Mi propuesta inicial era pegar la cerradura a la pared de uno de estos edificios intentando apropiarme de la misma y convirtiéndola en “mi lugar”, mi pertenencia, hasta que alguna de estas personas encargadas de la seguridad decidiera lo contrario y me expulsara. Repetiría esta acción durante los 3 días, deambulando, buscando el sueño de la casa propia,  compartiendo las calles con quienes duermen sin tener ya este sueño.

Pero como siempre sucede… las cosas nunca salen como uno las piensa (¡por suerte!).

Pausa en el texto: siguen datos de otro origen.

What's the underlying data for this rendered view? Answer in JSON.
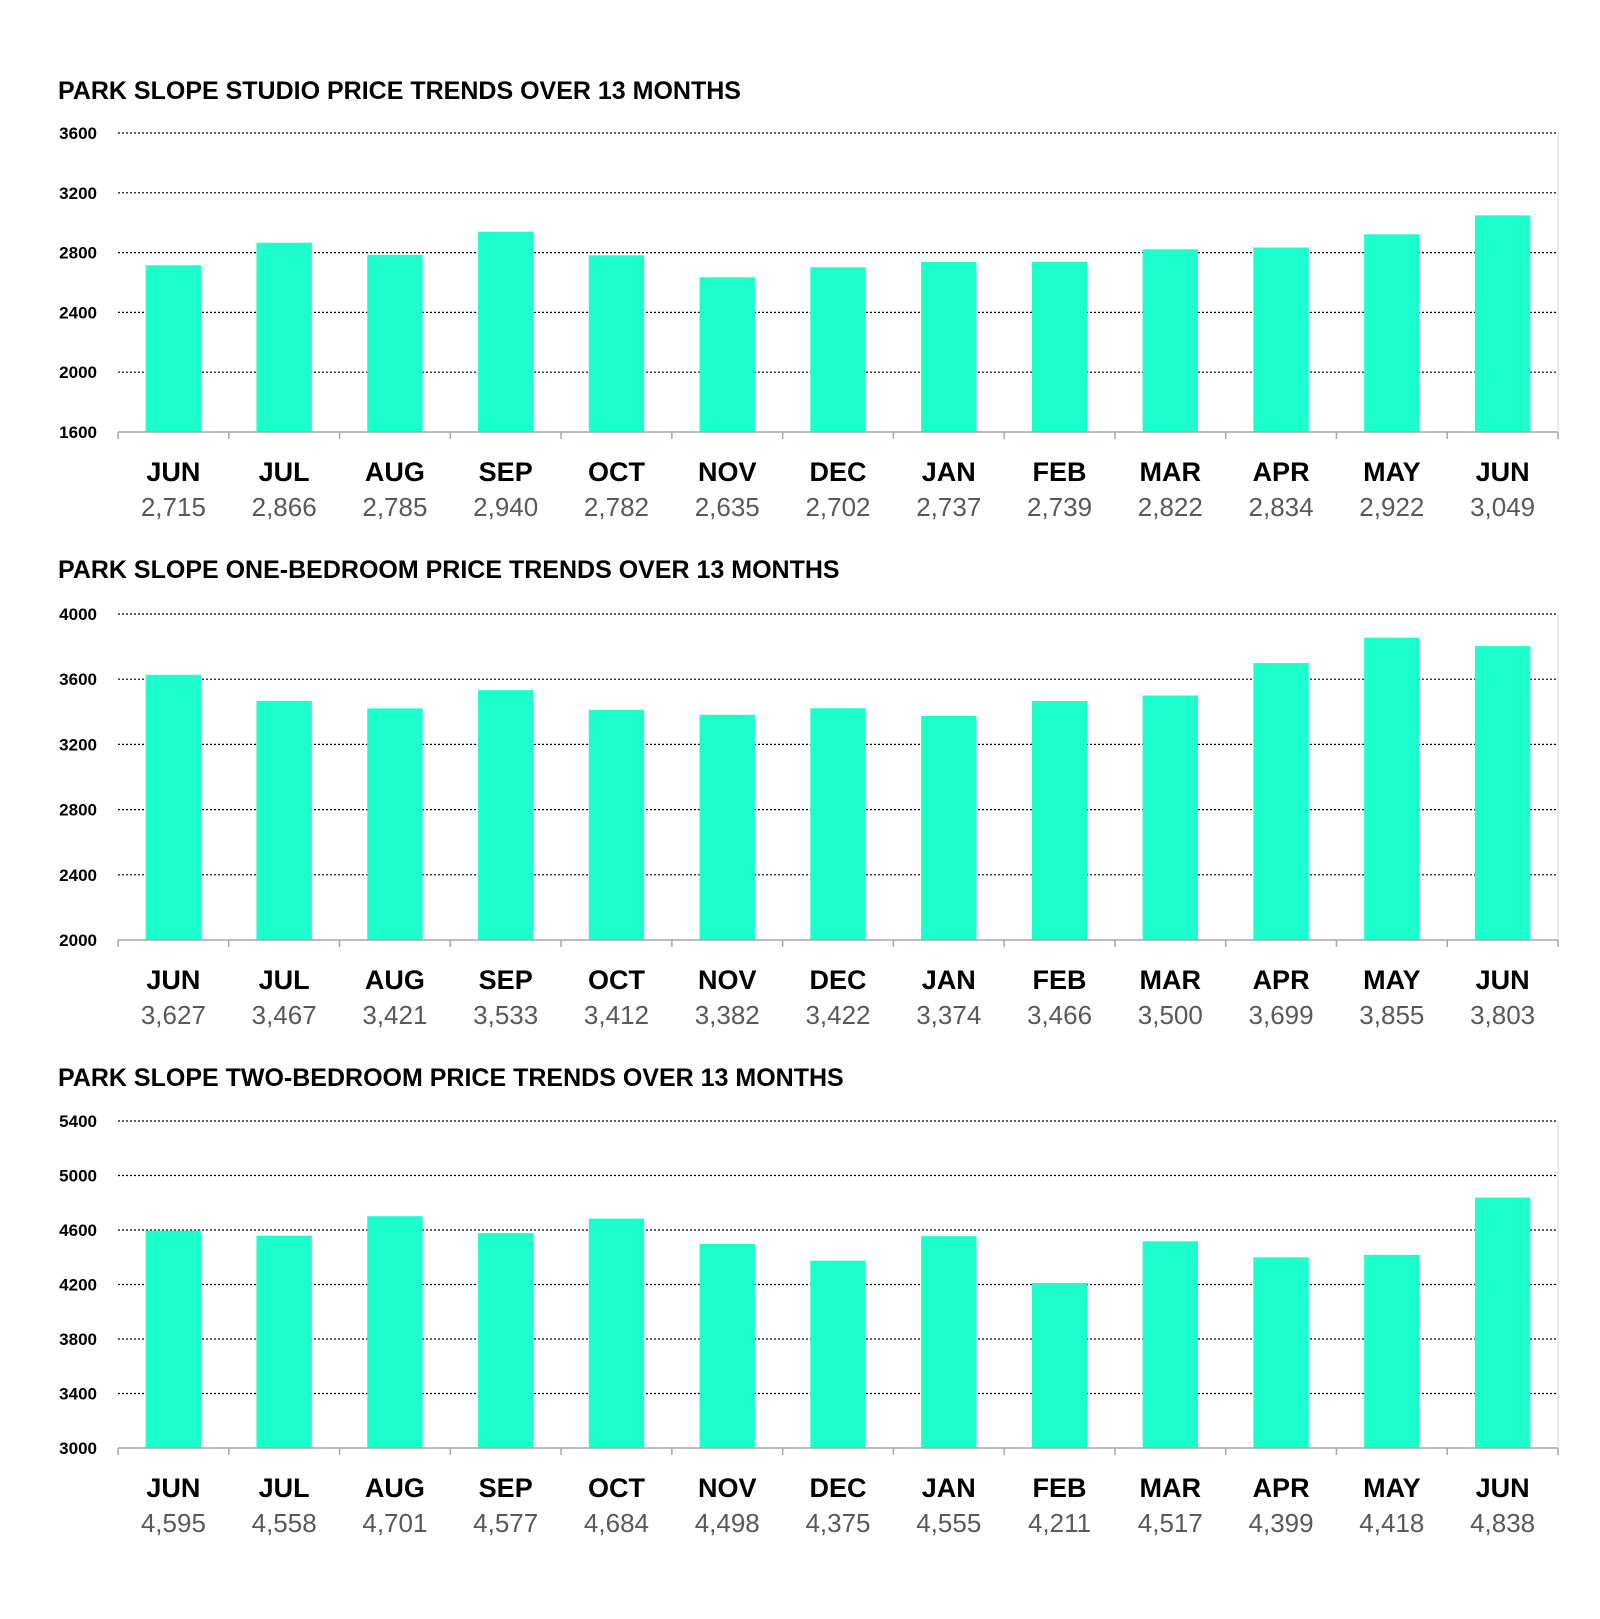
{
  "colors": {
    "bar": "#1cffcc"
  },
  "chart_data": [
    {
      "type": "bar",
      "title": "PARK SLOPE STUDIO PRICE TRENDS OVER 13 MONTHS",
      "categories": [
        "JUN",
        "JUL",
        "AUG",
        "SEP",
        "OCT",
        "NOV",
        "DEC",
        "JAN",
        "FEB",
        "MAR",
        "APR",
        "MAY",
        "JUN"
      ],
      "values": [
        2715,
        2866,
        2785,
        2940,
        2782,
        2635,
        2702,
        2737,
        2739,
        2822,
        2834,
        2922,
        3049
      ],
      "value_labels": [
        "2,715",
        "2,866",
        "2,785",
        "2,940",
        "2,782",
        "2,635",
        "2,702",
        "2,737",
        "2,739",
        "2,822",
        "2,834",
        "2,922",
        "3,049"
      ],
      "yticks": [
        1600,
        2000,
        2400,
        2800,
        3200,
        3600
      ],
      "ylim": [
        1600,
        3600
      ],
      "grid": true,
      "legend": "none"
    },
    {
      "type": "bar",
      "title": "PARK SLOPE ONE-BEDROOM PRICE TRENDS OVER 13 MONTHS",
      "categories": [
        "JUN",
        "JUL",
        "AUG",
        "SEP",
        "OCT",
        "NOV",
        "DEC",
        "JAN",
        "FEB",
        "MAR",
        "APR",
        "MAY",
        "JUN"
      ],
      "values": [
        3627,
        3467,
        3421,
        3533,
        3412,
        3382,
        3422,
        3374,
        3466,
        3500,
        3699,
        3855,
        3803
      ],
      "value_labels": [
        "3,627",
        "3,467",
        "3,421",
        "3,533",
        "3,412",
        "3,382",
        "3,422",
        "3,374",
        "3,466",
        "3,500",
        "3,699",
        "3,855",
        "3,803"
      ],
      "yticks": [
        2000,
        2400,
        2800,
        3200,
        3600,
        4000
      ],
      "ylim": [
        2000,
        4000
      ],
      "grid": true,
      "legend": "none"
    },
    {
      "type": "bar",
      "title": "PARK SLOPE TWO-BEDROOM PRICE TRENDS OVER 13 MONTHS",
      "categories": [
        "JUN",
        "JUL",
        "AUG",
        "SEP",
        "OCT",
        "NOV",
        "DEC",
        "JAN",
        "FEB",
        "MAR",
        "APR",
        "MAY",
        "JUN"
      ],
      "values": [
        4595,
        4558,
        4701,
        4577,
        4684,
        4498,
        4375,
        4555,
        4211,
        4517,
        4399,
        4418,
        4838
      ],
      "value_labels": [
        "4,595",
        "4,558",
        "4,701",
        "4,577",
        "4,684",
        "4,498",
        "4,375",
        "4,555",
        "4,211",
        "4,517",
        "4,399",
        "4,418",
        "4,838"
      ],
      "yticks": [
        3000,
        3400,
        3800,
        4200,
        4600,
        5000,
        5400
      ],
      "ylim": [
        3000,
        5400
      ],
      "grid": true,
      "legend": "none"
    }
  ]
}
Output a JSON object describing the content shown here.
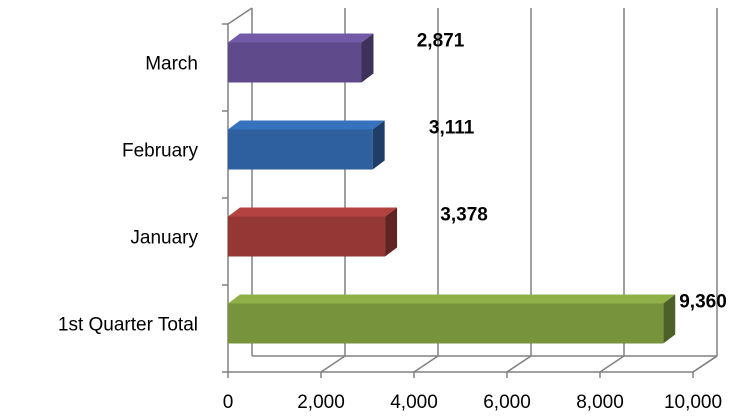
{
  "chart_data": {
    "type": "bar",
    "orientation": "horizontal",
    "style": "3d",
    "categories": [
      "1st Quarter Total",
      "January",
      "February",
      "March"
    ],
    "values": [
      9360,
      3378,
      3111,
      2871
    ],
    "value_labels": [
      "9,360",
      "3,378",
      "3,111",
      "2,871"
    ],
    "colors": [
      "#77933C",
      "#953735",
      "#2E5F9E",
      "#5F4B8B"
    ],
    "xlim": [
      0,
      10000
    ],
    "x_ticks": [
      0,
      2000,
      4000,
      6000,
      8000,
      10000
    ],
    "x_tick_labels": [
      "0",
      "2,000",
      "4,000",
      "6,000",
      "8,000",
      "10,000"
    ],
    "grid": "vertical",
    "legend": "none"
  }
}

Inicio la acción a las 21 hs del día 25 de abril. Me presento a la fiesta de apertura del festival vestido con mi pantalón de traje, camisa y corbata. Elijo una columna en el patio del museo y pego allí la cerradura. Quedo preso dentro del espacio del arte. Intento expresar, con un leve tono de ironía, que el artista en el contexto artístico, está a salvo. El mismo circuito lo protege. Todo lo que haga será visto como artístico. Pero esa seguridad es también su limitación. ¿Que sucede cuando se atraviesan los límites? Cuando se quiebra el marco y el contexto muda de reglas.

A las 23:30 hs aproximadamente una mujer que parece estar un poco borracha, queriendo saber cómo está pegada la cerradura a la columna, la fuerza violentamente y la despega. ¡Quedo Liberado! Inicio mi deambular (¿errante?).

Durante más de 3 horas camino recorriendo los posibles lugares para intervenir al siguiente día. Las calles están vacías. Solo se ven custodios de seguridad y militares armados. Hace frío. Primer intento de apropiación: la entrada de la catedral. Al menos tiene techo y me va a proteger del frío de la noche. Pego la cerradura allí.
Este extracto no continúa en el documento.